UNACCUSTOMED TO silence, Erica had woken early. She brushed her hair, looked at herself and went down to the kitchen. Lindsey wasn’t there. Roger Antill was spreading butter and apricot jam on a slab of burnt white toast. Next to his plate, like a small warm animal that followed him everywhere, was his khaki hat.
After smiling she said, ‘Is Lindsey not up yet?’
‘She should be by now.’
‘I’ve been feeling quite spoilt. Lindsey’s been serving me breakfast in bed.’
‘That’d be right.’
Before realising he was acknowledging his sister’s kindness, Erica said firmly, ‘I think she’s a kind woman.’
To consider this, Roger Antill looked out the window. It allowed Erica to see again his straight combed hair and now, below his ear, the early morning razor snick.

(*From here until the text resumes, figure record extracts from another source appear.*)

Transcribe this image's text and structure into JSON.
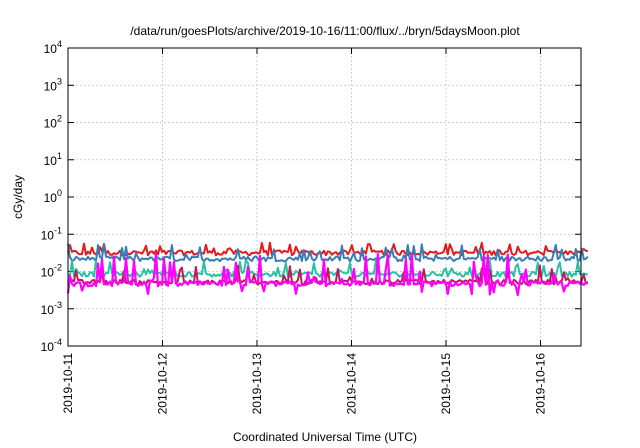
{
  "chart_data": {
    "type": "line",
    "title": "/data/run/goesPlots/archive/2019-10-16/11:00/flux/../bryn/5daysMoon.plot",
    "xlabel": "Coordinated Universal Time (UTC)",
    "ylabel": "cGy/day",
    "y_scale": "log",
    "ylim_exponents": [
      -4,
      4
    ],
    "y_tick_exponents": [
      -4,
      -3,
      -2,
      -1,
      0,
      1,
      2,
      3,
      4
    ],
    "xlim_days": [
      "2019-10-11",
      "2019-10-16 12:00"
    ],
    "x_tick_labels": [
      "2019-10-11",
      "2019-10-12",
      "2019-10-13",
      "2019-10-14",
      "2019-10-15",
      "2019-10-16"
    ],
    "grid": true,
    "series": [
      {
        "color": "#e41a1c",
        "base": 0.032,
        "spike": 0.06
      },
      {
        "color": "#377eb8",
        "base": 0.022,
        "spike": 0.055
      },
      {
        "color": "#2bbfa4",
        "base": 0.0085,
        "spike": 0.02
      },
      {
        "color": "#c2185b",
        "base": 0.0052,
        "spike": 0.015
      },
      {
        "color": "#ff00ff",
        "base": 0.0047,
        "spike": 0.03
      }
    ]
  }
}
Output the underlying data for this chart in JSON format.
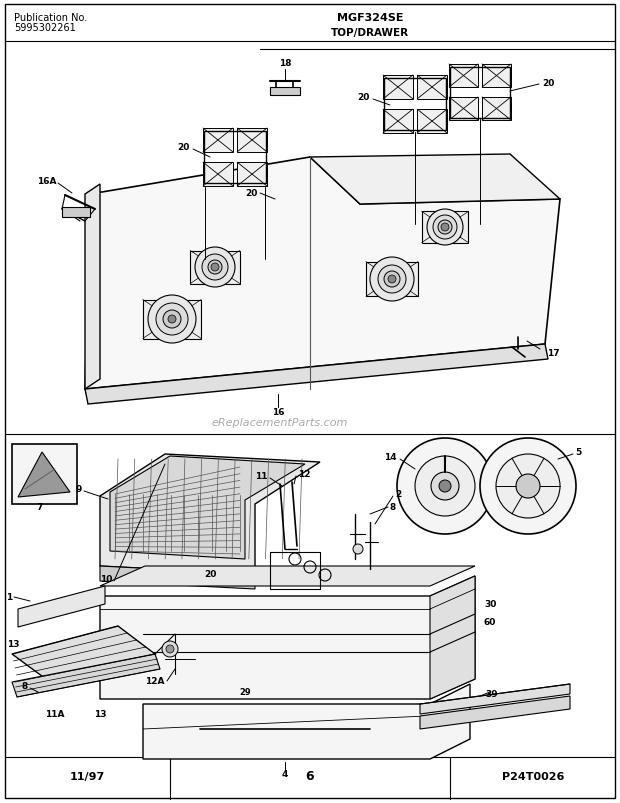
{
  "title_center": "MGF324SE",
  "subtitle_center": "TOP/DRAWER",
  "pub_line1": "Publication No.",
  "pub_line2": "5995302261",
  "footer_left": "11/97",
  "footer_center": "6",
  "footer_right": "P24T0026",
  "watermark": "eReplacementParts.com",
  "bg_color": "#ffffff",
  "fig_width": 6.2,
  "fig_height": 8.04,
  "dpi": 100
}
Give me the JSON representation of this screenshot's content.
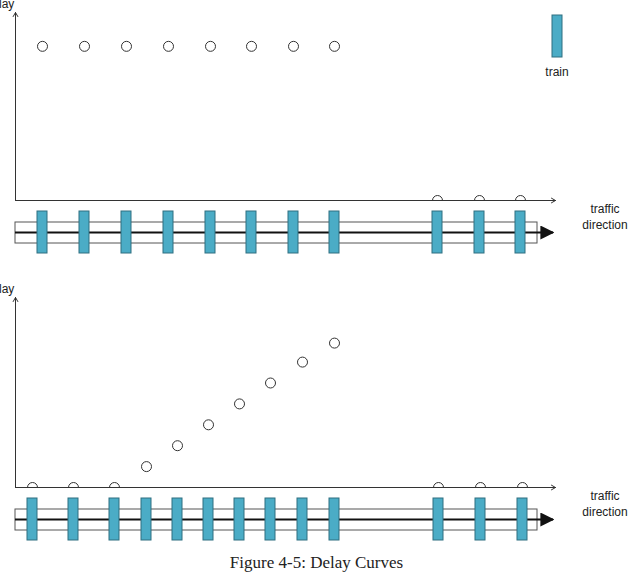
{
  "chart_data": [
    {
      "type": "scatter",
      "y_label": "delay",
      "x_label": "traffic direction",
      "legend": "top-right",
      "tick_labels": false,
      "grid": false,
      "xlim": [
        0,
        540
      ],
      "ylim": [
        0,
        100
      ],
      "x": [
        27,
        69,
        111,
        153,
        195,
        236,
        278,
        319,
        422,
        464,
        505
      ],
      "series": [
        {
          "name": "train",
          "color": "#4bacc6",
          "marker": "circle",
          "values": [
            82,
            82,
            82,
            82,
            82,
            82,
            82,
            82,
            0,
            0,
            0
          ]
        }
      ]
    },
    {
      "type": "scatter",
      "y_label": "delay",
      "x_label": "traffic direction",
      "tick_labels": false,
      "grid": false,
      "xlim": [
        0,
        540
      ],
      "ylim": [
        0,
        100
      ],
      "x": [
        17,
        58,
        99,
        131,
        162,
        193,
        224,
        255,
        287,
        319,
        423,
        465,
        507
      ],
      "series": [
        {
          "name": "train",
          "color": "#4bacc6",
          "marker": "circle",
          "values": [
            0,
            0,
            0,
            11,
            22,
            33,
            44,
            55,
            66,
            76,
            0,
            0,
            0
          ]
        }
      ]
    }
  ],
  "caption": "Figure 4-5: Delay Curves"
}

‘Kindness…’ he was saying. ‘That’s a thought I’ve never had before. She’s my sister, I hardly think about her. We’re both of us part of the furniture. We’ve been in the house the two of us here I don’t know how many years.’
Wasn’t it Lindsey who had said her brother kept his thoughts to himself ? There was nothing stopping him.
‘I’m racking my brains trying to think of someone I’d call kind. Would you call yourself a kind person?’
Erica shook her head. Definitions of goodness, truth, kindness – and their opposites – were best considered in philosophical terms, at arm’s length. With resignation she saw how others took an interest in people more than in austere principles which over the centuries had been erected around people. There was this rush towards the subjective, which had – part of the attraction – no firm basis. If Sophie were at the table she would have tilted this attempt at conversation towards her methods, the psychoanalytical. By asking question after question she would reach him. She would then surround him.
As she got up to make tea, Erica spoke over her shoulder, ‘It bucketed down last night. You went out in it?’ Erica poured his tea. ‘Milk?’
Facing this man with a reputation for wordlessness, Erica found herself talking more than usual. He was sitting there in his faded blue work-shirt sipping the tea the colour of wood stain she’d made for him. He had his hand wrapped around the fine china cup the way he would hold a beer glass.
‘This morning,’ she announced, ‘I fully intend to start.’
At the very thought, Roger Antill, who’d barely glanced in her direction, blew out his cheeks.
‘I’m very much looking forward to going through your brother’s papers,’ she said.
For a while he remained nodding. Then he closed his eyes. ‘I’ve got a better idea.’
He’d give her a conducted tour over the place, the bulging paddocks, the eucalypts at mid-distance, the dams, the old yards, the flocks of sheep – the works. They’d bounce around in his dented ute, the two dogs keeping balance on the back.
‘Should we wait for Sophie?’
‘Let’s go.’ Already he had his hat on. ‘I’m not going to bite you.’